2.Cohen MA, Edelman A, Paynter R, Henderson JT. Risk of thromboembolism in patients with COVID-19 who are using hormonal contraception. Cochrane Database Syst Rev. 2023 Jan 9;1(1):CD014908. doi: 10.1002/14651858.CD014908.pub2. PMID: 36622724; PMCID: PMC9829026.

These authors point out that there are no comparative studies assessing risk of thromboembolism in COVID-19 patients who use hormonal contraception, which was the primary objective of their review. They concluded the following. There is very little evidence exists examining the risk of increased COVID-19 disease severity for combined hormonal contraception users compared to non-users of hormonal contraception, and the evidence that does exist is of very low certainty. The odds of hospitalization for COVID-19 positive users of combined hormonal contraceptives may be slightly decreased compared with those of hormonal contraceptive non-users, but the evidence is very uncertain as this is based on one study restricted to patients with BMI under 35 kg/m2. There may be little to no effect of combined hormonal contraception use on odds of intubation or mortality among COVID-19 positive patients, and little to no effect of using any type of hormonal contraception on odds of hospitalization and intubation for COVID-19 patients. At a minimum, they noted no large effect for risk of increased COVID-19 disease severity among hormonal contraception users.
They specifically noted gaps in the literature and pertinent data collection regarding hormonal contraception use such as formulation, hormone doses, and duration or timing of contraceptive use.

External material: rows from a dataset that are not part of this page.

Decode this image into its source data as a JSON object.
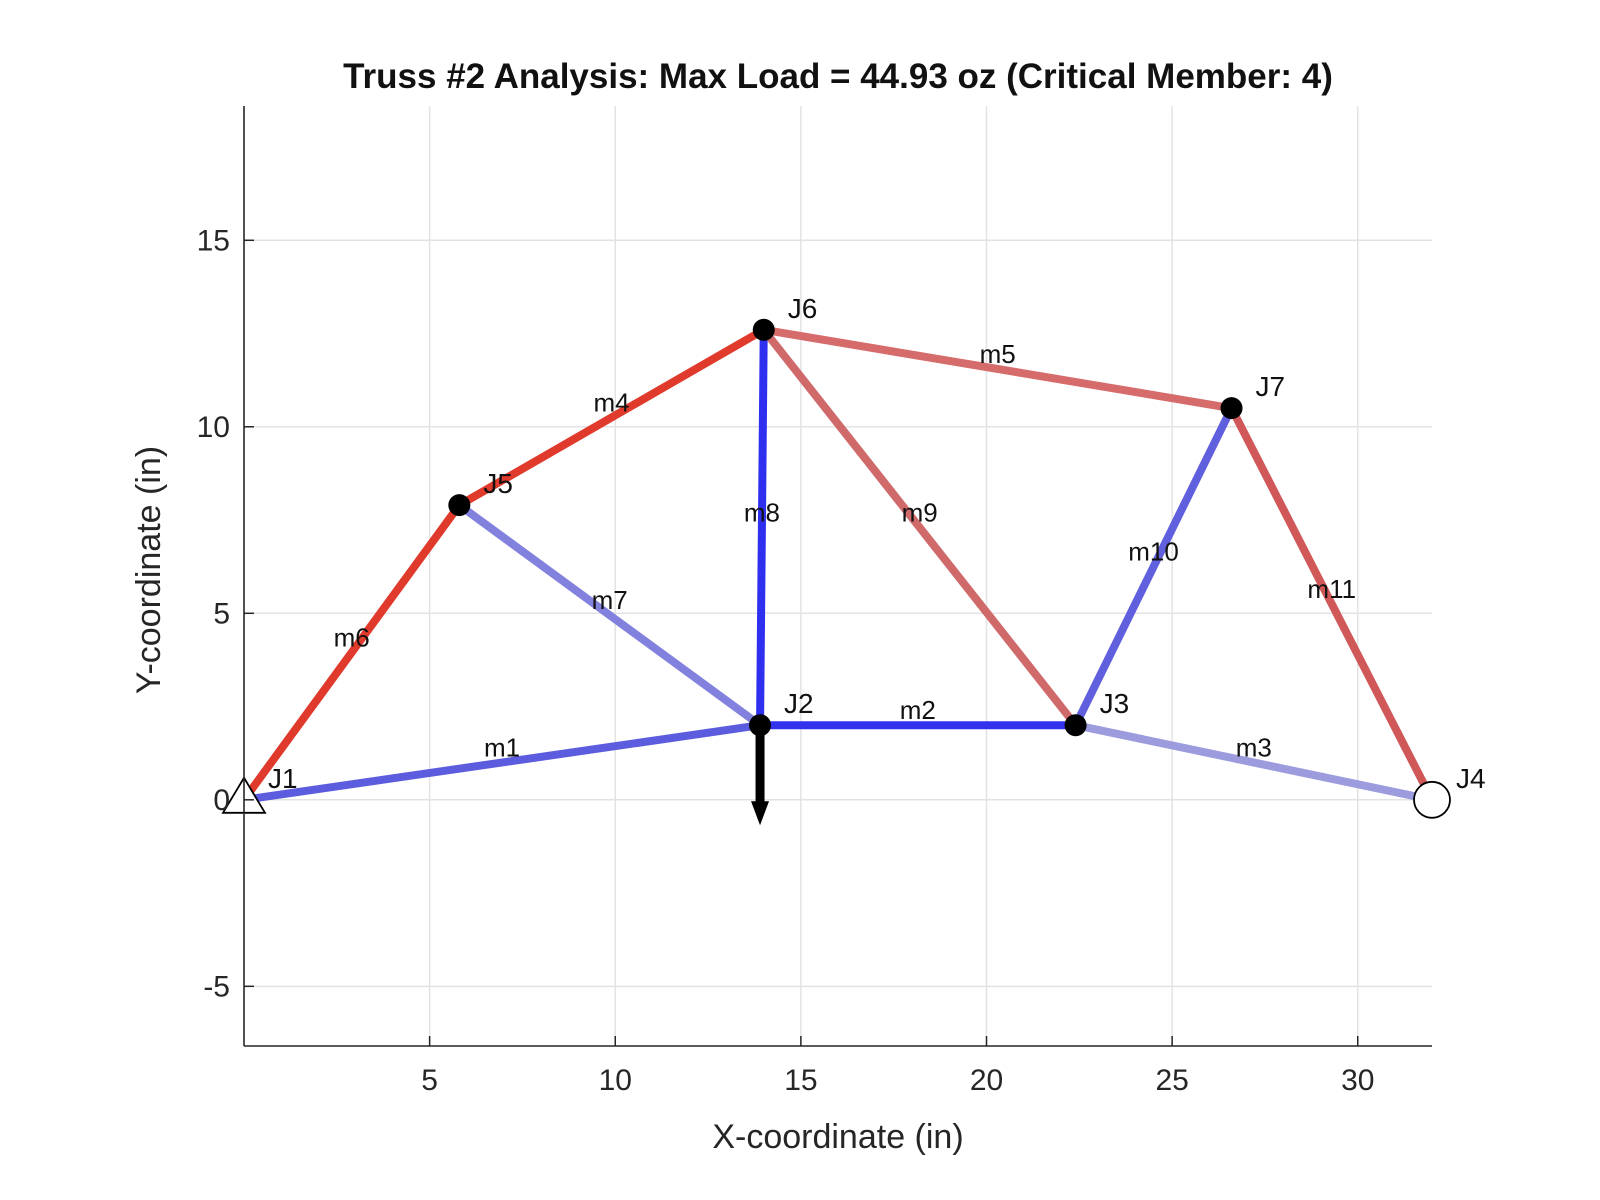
{
  "chart_data": {
    "type": "truss-diagram",
    "title": "Truss #2 Analysis: Max Load = 44.93 oz (Critical Member: 4)",
    "xlabel": "X-coordinate (in)",
    "ylabel": "Y-coordinate (in)",
    "xlim": [
      0,
      32
    ],
    "ylim": [
      -6.6,
      18.6
    ],
    "xticks": [
      5,
      10,
      15,
      20,
      25,
      30
    ],
    "yticks": [
      -5,
      0,
      5,
      10,
      15
    ],
    "grid": true,
    "joints": [
      {
        "name": "J1",
        "x": 0,
        "y": 0,
        "support": "pin"
      },
      {
        "name": "J2",
        "x": 13.9,
        "y": 2.0
      },
      {
        "name": "J3",
        "x": 22.4,
        "y": 2.0
      },
      {
        "name": "J4",
        "x": 32.0,
        "y": 0,
        "support": "roller"
      },
      {
        "name": "J5",
        "x": 5.8,
        "y": 7.9
      },
      {
        "name": "J6",
        "x": 14.0,
        "y": 12.6
      },
      {
        "name": "J7",
        "x": 26.6,
        "y": 10.5
      }
    ],
    "members": [
      {
        "name": "m1",
        "from": "J1",
        "to": "J2",
        "color": "#5c5cdf"
      },
      {
        "name": "m2",
        "from": "J2",
        "to": "J3",
        "color": "#3333ee"
      },
      {
        "name": "m3",
        "from": "J3",
        "to": "J4",
        "color": "#9b9bde"
      },
      {
        "name": "m4",
        "from": "J5",
        "to": "J6",
        "color": "#e03a2c"
      },
      {
        "name": "m5",
        "from": "J6",
        "to": "J7",
        "color": "#d66b6b"
      },
      {
        "name": "m6",
        "from": "J1",
        "to": "J5",
        "color": "#e03a2c"
      },
      {
        "name": "m7",
        "from": "J5",
        "to": "J2",
        "color": "#8282de"
      },
      {
        "name": "m8",
        "from": "J2",
        "to": "J6",
        "color": "#2f2fef"
      },
      {
        "name": "m9",
        "from": "J6",
        "to": "J3",
        "color": "#d06a6a"
      },
      {
        "name": "m10",
        "from": "J3",
        "to": "J7",
        "color": "#6060df"
      },
      {
        "name": "m11",
        "from": "J7",
        "to": "J4",
        "color": "#d05858"
      }
    ],
    "load": {
      "joint": "J2",
      "direction": "down"
    }
  }
}
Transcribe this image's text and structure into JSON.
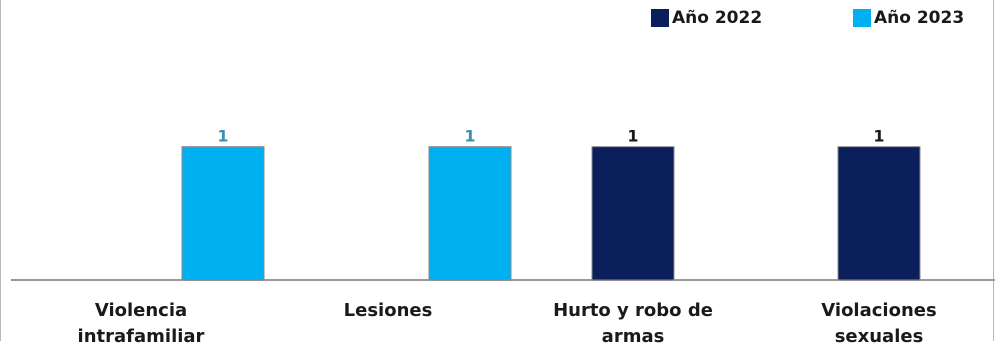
{
  "chart_data": {
    "type": "bar",
    "categories": [
      "Violencia intrafamiliar",
      "Lesiones",
      "Hurto y robo de armas",
      "Violaciones sexuales"
    ],
    "series": [
      {
        "name": "Año 2022",
        "color": "#0b1f5c",
        "values": [
          0,
          0,
          1,
          1
        ]
      },
      {
        "name": "Año 2023",
        "color": "#00b0f0",
        "values": [
          1,
          1,
          0,
          0
        ]
      }
    ],
    "ylim": [
      0,
      1.05
    ],
    "legend": "top-right",
    "data_labels": true,
    "grid": false
  }
}
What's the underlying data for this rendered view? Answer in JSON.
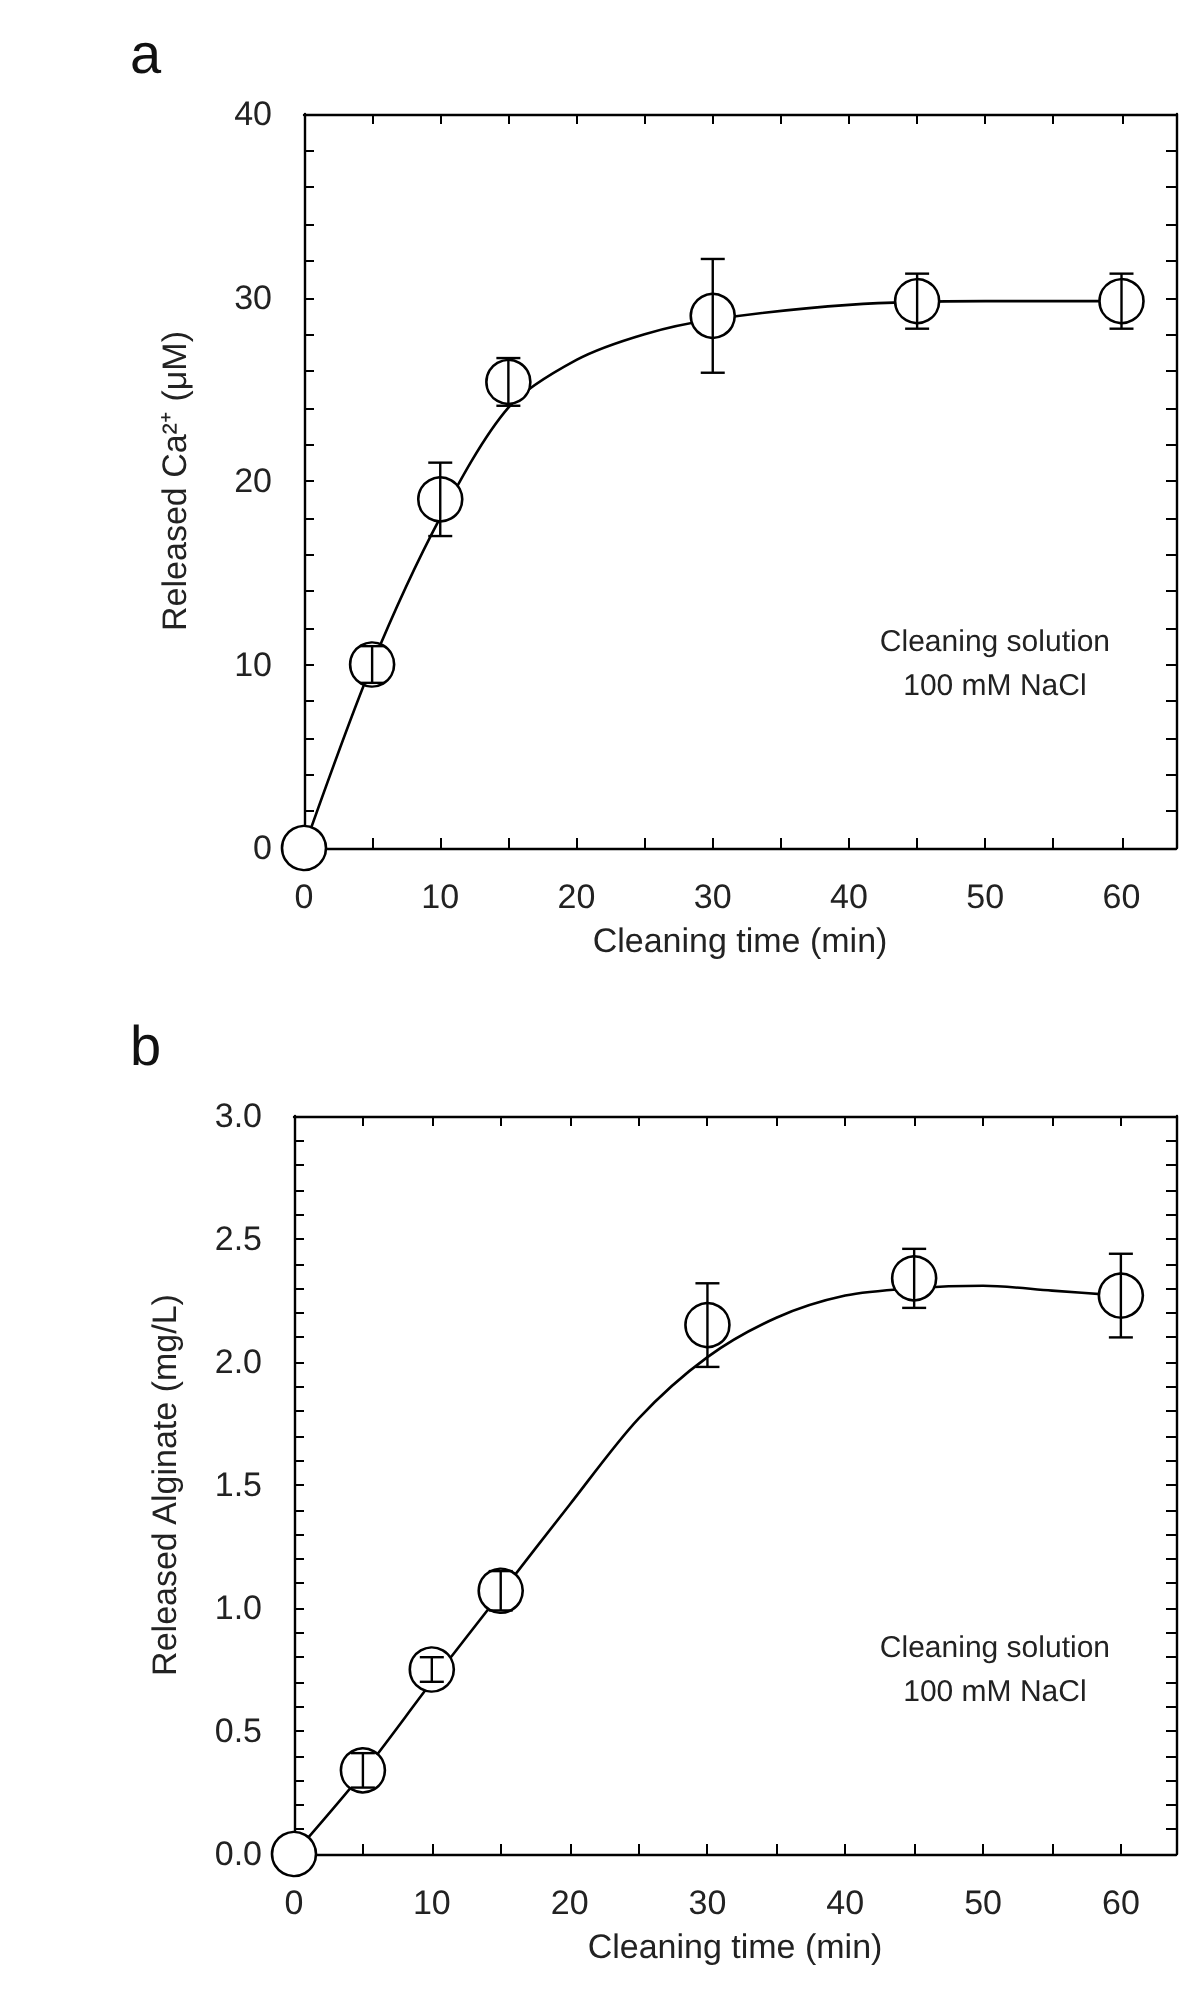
{
  "chart_data": [
    {
      "type": "scatter",
      "title": "a",
      "xlabel": "Cleaning time (min)",
      "ylabel": "Released Ca²⁺ (μM)",
      "annotations": [
        "Cleaning solution\n100 mM NaCl"
      ],
      "marker": "circle",
      "grid": false,
      "xlim": [
        0,
        64
      ],
      "xticks": [
        0,
        {
          "value": 5,
          "label": null
        },
        10,
        {
          "value": 15,
          "label": null
        },
        20,
        {
          "value": 25,
          "label": null
        },
        30,
        {
          "value": 35,
          "label": null
        },
        40,
        {
          "value": 45,
          "label": null
        },
        50,
        {
          "value": 55,
          "label": null
        },
        60
      ],
      "ylim": [
        0,
        40
      ],
      "yticks": [
        0,
        {
          "value": 2,
          "label": null
        },
        {
          "value": 4,
          "label": null
        },
        {
          "value": 6,
          "label": null
        },
        {
          "value": 8,
          "label": null
        },
        10,
        {
          "value": 12,
          "label": null
        },
        {
          "value": 14,
          "label": null
        },
        {
          "value": 16,
          "label": null
        },
        {
          "value": 18,
          "label": null
        },
        20,
        {
          "value": 22,
          "label": null
        },
        {
          "value": 24,
          "label": null
        },
        {
          "value": 26,
          "label": null
        },
        {
          "value": 28,
          "label": null
        },
        30,
        {
          "value": 32,
          "label": null
        },
        {
          "value": 34,
          "label": null
        },
        {
          "value": 36,
          "label": null
        },
        {
          "value": 38,
          "label": null
        },
        40
      ],
      "series": [
        {
          "color": "#000000",
          "x": [
            0,
            5,
            10,
            15,
            30,
            45,
            60
          ],
          "values": [
            0,
            10,
            19,
            25.4,
            29,
            29.8,
            29.8
          ],
          "errors": [
            null,
            1,
            2,
            1.3,
            3.1,
            1.5,
            1.5
          ]
        },
        {
          "type": "line",
          "marker": "none",
          "color": "#000000",
          "x": [
            0,
            5,
            10,
            15,
            20,
            25,
            30,
            40,
            50,
            60
          ],
          "values": [
            0,
            10,
            18,
            24,
            26.6,
            28,
            28.8,
            29.6,
            29.8,
            29.8
          ]
        }
      ]
    },
    {
      "type": "scatter",
      "title": "b",
      "xlabel": "Cleaning time (min)",
      "ylabel": "Released Alginate (mg/L)",
      "annotations": [
        "Cleaning solution\n100 mM NaCl"
      ],
      "marker": "circle",
      "grid": false,
      "xlim": [
        0,
        64
      ],
      "xticks": [
        0,
        {
          "value": 5,
          "label": null
        },
        10,
        {
          "value": 15,
          "label": null
        },
        20,
        {
          "value": 25,
          "label": null
        },
        30,
        {
          "value": 35,
          "label": null
        },
        40,
        {
          "value": 45,
          "label": null
        },
        50,
        {
          "value": 55,
          "label": null
        },
        60
      ],
      "ylim": [
        0,
        3
      ],
      "yticks": [
        {
          "value": 0,
          "label": "0.0"
        },
        {
          "value": 0.1,
          "label": null
        },
        {
          "value": 0.2,
          "label": null
        },
        {
          "value": 0.3,
          "label": null
        },
        {
          "value": 0.4,
          "label": null
        },
        0.5,
        {
          "value": 0.6,
          "label": null
        },
        {
          "value": 0.7,
          "label": null
        },
        {
          "value": 0.8,
          "label": null
        },
        {
          "value": 0.9,
          "label": null
        },
        {
          "value": 1,
          "label": "1.0"
        },
        {
          "value": 1.1,
          "label": null
        },
        {
          "value": 1.2,
          "label": null
        },
        {
          "value": 1.3,
          "label": null
        },
        {
          "value": 1.4,
          "label": null
        },
        1.5,
        {
          "value": 1.6,
          "label": null
        },
        {
          "value": 1.7,
          "label": null
        },
        {
          "value": 1.8,
          "label": null
        },
        {
          "value": 1.9,
          "label": null
        },
        {
          "value": 2,
          "label": "2.0"
        },
        {
          "value": 2.1,
          "label": null
        },
        {
          "value": 2.2,
          "label": null
        },
        {
          "value": 2.3,
          "label": null
        },
        {
          "value": 2.4,
          "label": null
        },
        2.5,
        {
          "value": 2.6,
          "label": null
        },
        {
          "value": 2.7,
          "label": null
        },
        {
          "value": 2.8,
          "label": null
        },
        {
          "value": 2.9,
          "label": null
        },
        {
          "value": 3,
          "label": "3.0"
        }
      ],
      "series": [
        {
          "color": "#000000",
          "x": [
            0,
            5,
            10,
            15,
            30,
            45,
            60
          ],
          "values": [
            0,
            0.34,
            0.75,
            1.07,
            2.15,
            2.34,
            2.27
          ],
          "errors": [
            null,
            0.07,
            0.05,
            0.08,
            0.17,
            0.12,
            0.17
          ]
        },
        {
          "type": "line",
          "marker": "none",
          "color": "#000000",
          "x": [
            0,
            5,
            10,
            15,
            20,
            25,
            30,
            35,
            40,
            45,
            50,
            55,
            60
          ],
          "values": [
            0,
            0.33,
            0.7,
            1.06,
            1.42,
            1.77,
            2.02,
            2.18,
            2.27,
            2.3,
            2.31,
            2.29,
            2.27
          ]
        }
      ]
    }
  ]
}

Differing estrogens may have different thrombogenic potential given differing potency, so it would be important to know if a formulation contained, for example, ethinyl estradiol versus estradiol valerate. Additionally, they downgraded several studies for risk of bias because information on the timing of contraceptive use relative to COVID-19 infection and method adherence were not ascertained. No studies reported indication for hormonal contraceptive use, which is important as individuals who use hormonal management for medical conditions like heavy menstrual bleeding might have different risk profiles compared to individuals using hormones for contraception.
They suggested that future studies should focus on including pertinent confounders like age, obesity, history of prior venous thromboembolism, risk factors for venous thromboembolism, and recent pregnancy.